Mario Monti ha annunciato agli italiani tutte le novità che sono in vigore dal primo gennaio e che sconvolgeranno il sistema pensionistico e quello lavorativo degli italiani. Ecco le novità che riguardano l’Irpef. Non si può pensare di recuperare soldi soltanto tagliando le spese anche se le spese sottoposte al giro di vite sono quelle della politica. Mario Monti ha pensato di fare una riforma attesa da anni, quella del sistema pensionistico ma ha anche annunciato delle “nuove imposte”.

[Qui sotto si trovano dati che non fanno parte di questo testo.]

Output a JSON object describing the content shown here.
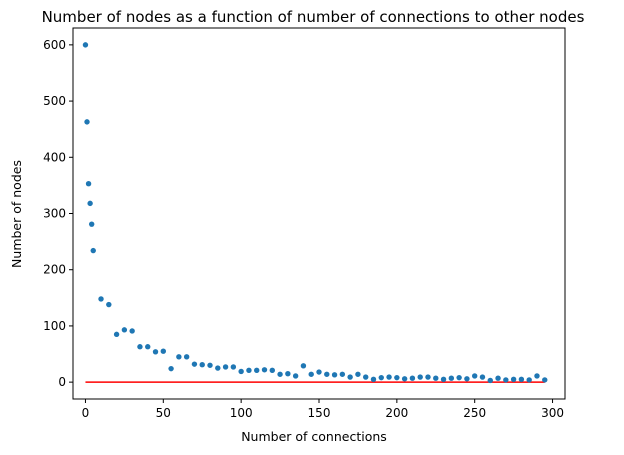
{
  "chart_data": {
    "type": "scatter",
    "title": "Number of nodes as a function of number of connections to other nodes",
    "xlabel": "Number of connections",
    "ylabel": "Number of nodes",
    "xlim": [
      -8,
      308
    ],
    "ylim": [
      -30,
      630
    ],
    "xticks": [
      0,
      50,
      100,
      150,
      200,
      250,
      300
    ],
    "yticks": [
      0,
      100,
      200,
      300,
      400,
      500,
      600
    ],
    "grid": false,
    "colors": {
      "points": "#1f77b4",
      "line": "#ff0000",
      "axes": "#000000"
    },
    "points": [
      [
        0,
        600
      ],
      [
        1,
        463
      ],
      [
        2,
        353
      ],
      [
        3,
        318
      ],
      [
        4,
        281
      ],
      [
        5,
        234
      ],
      [
        10,
        148
      ],
      [
        15,
        138
      ],
      [
        20,
        85
      ],
      [
        25,
        93
      ],
      [
        30,
        91
      ],
      [
        35,
        63
      ],
      [
        40,
        63
      ],
      [
        45,
        54
      ],
      [
        50,
        55
      ],
      [
        55,
        24
      ],
      [
        60,
        45
      ],
      [
        65,
        45
      ],
      [
        70,
        32
      ],
      [
        75,
        31
      ],
      [
        80,
        30
      ],
      [
        85,
        25
      ],
      [
        90,
        27
      ],
      [
        95,
        27
      ],
      [
        100,
        19
      ],
      [
        105,
        21
      ],
      [
        110,
        21
      ],
      [
        115,
        22
      ],
      [
        120,
        21
      ],
      [
        125,
        14
      ],
      [
        130,
        15
      ],
      [
        135,
        11
      ],
      [
        140,
        29
      ],
      [
        145,
        14
      ],
      [
        150,
        18
      ],
      [
        155,
        14
      ],
      [
        160,
        13
      ],
      [
        165,
        14
      ],
      [
        170,
        9
      ],
      [
        175,
        14
      ],
      [
        180,
        9
      ],
      [
        185,
        5
      ],
      [
        190,
        8
      ],
      [
        195,
        9
      ],
      [
        200,
        8
      ],
      [
        205,
        6
      ],
      [
        210,
        7
      ],
      [
        215,
        9
      ],
      [
        220,
        9
      ],
      [
        225,
        7
      ],
      [
        230,
        5
      ],
      [
        235,
        7
      ],
      [
        240,
        8
      ],
      [
        245,
        6
      ],
      [
        250,
        11
      ],
      [
        255,
        9
      ],
      [
        260,
        3
      ],
      [
        265,
        7
      ],
      [
        270,
        4
      ],
      [
        275,
        5
      ],
      [
        280,
        5
      ],
      [
        285,
        4
      ],
      [
        290,
        11
      ],
      [
        295,
        4
      ]
    ],
    "line": {
      "x": [
        0,
        295
      ],
      "y": [
        0,
        0
      ]
    }
  }
}
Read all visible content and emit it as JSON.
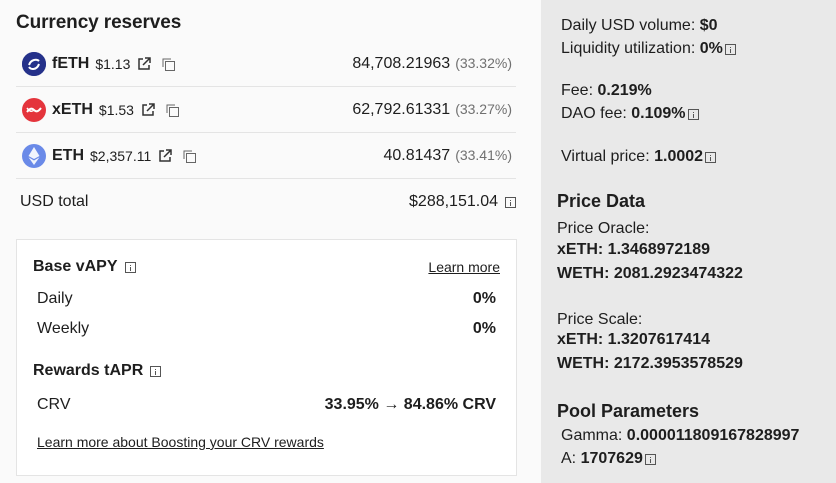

Dalle misure Salva Italia dunque non è esclusa l’Irpef ed una novità che secondo le associazioni di consumatori viola lo Statuto del Contribuente: un’imposta retroattiva.

In pratica già nella busta paga di gennaio, sarà operato un prelievo sui redditi dei contribuenti con un’addizionale regionale Irpef pari all’aliquota di base maggiorata dello 0,33 per cento. In questo modo l’aliquota passa dallo 0,9 all’1,23 per cento ma la situazione cambia da Regione a Regione.

A fare le spese di questo provvedimento che va a colpire i redditi prodotti nel 2010, sono circa 40 milioni di italiani. C’è anche da dire che l’addizionale Irpef regionale è stato modificato dalle varie Regioni: alcune come il Molise, la Campania e la Calabria hanno spinto l’aliquota al massimo per avere liquidi a disposizione da investire nel sistema sanitario.

Altre invece hanno preferito tenersi entro i limiti.